Dans l’une de mes déclarations précédentes concernant la pandémie, j’ai rappelé que mon bureau, s’appuyant notamment sur les constatations concordantes faites par les structures nationales des droits de l'homme en Europe, exprime depuis longtemps des préoccupations face à la forte tendance à placer les personnes âgées en institution au lieu de développer les services de proximité et face à la situation qui prévaut dans ces établissements. Il y avait d’ailleurs déjà eu plusieurs autres mises en garde : par exemple, l’OMS avait souligné dès 2016, dans des lignes directrices pour la gestion des questions éthiques lors des flambées de maladies infectieuses, qu’il faut « faire particulièrement attention aux personnes qui sont confinées dans des établissements, où elles sont fortement dépendantes des autres et potentiellement exposées à des risques d’infection plus importants que les personnes vivant dans la communauté ». Quant à la pratique, persistante dans nombre d’États membres, qui consiste à placer les personnes handicapées dans des établissements de soins de longue durée, elle constitue une violation des droits de l'homme consacrés par le droit international, et notamment par la Convention de l’ONU relative aux droits des personnes handicapées.
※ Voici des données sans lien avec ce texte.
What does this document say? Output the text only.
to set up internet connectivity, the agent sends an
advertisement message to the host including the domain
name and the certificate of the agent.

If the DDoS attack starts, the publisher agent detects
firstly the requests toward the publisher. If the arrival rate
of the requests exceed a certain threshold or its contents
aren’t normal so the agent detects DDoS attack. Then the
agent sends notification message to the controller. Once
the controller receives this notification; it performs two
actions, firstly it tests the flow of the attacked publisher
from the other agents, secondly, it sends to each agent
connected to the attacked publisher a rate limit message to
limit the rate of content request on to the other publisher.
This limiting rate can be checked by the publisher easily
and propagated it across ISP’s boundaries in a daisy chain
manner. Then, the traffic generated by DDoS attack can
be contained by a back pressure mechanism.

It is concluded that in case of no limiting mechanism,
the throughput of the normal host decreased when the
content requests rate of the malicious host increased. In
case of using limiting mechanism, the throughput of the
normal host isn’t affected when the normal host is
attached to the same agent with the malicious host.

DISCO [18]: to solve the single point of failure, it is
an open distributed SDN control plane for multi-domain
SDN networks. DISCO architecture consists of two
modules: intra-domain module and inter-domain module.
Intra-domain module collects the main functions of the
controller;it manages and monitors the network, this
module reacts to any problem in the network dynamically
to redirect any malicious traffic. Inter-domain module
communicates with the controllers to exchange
La tragédie que l’Europe a connue ces dernières semaines dans ses établissements de soins de longue durée rappelle cruellement que les États membres ont choisi de ne prendre en compte ni les normes internationales relatives aux droits de l'homme, ni les avertissements des instances internationales compétentes, ni les recommandations de leurs propres structures nationales des droits de l'homme, au péril de la vie de leurs citoyens. Aujourd’hui, la priorité absolue doit être d’éviter que de tels drames se reproduisent au cours de la pandémie. Cela n’enlève cependant rien à la nécessité impérieuse de réformer le système de soins et de protection sociale dans tous les pays européens. Il s’agit d’éliminer les causes profondes de cette tragédie et de permettre la transition vers des modes de prise en charge de longue durée qui soient centrés sur la satisfaction des besoins des personnes et sur le respect de leur dignité.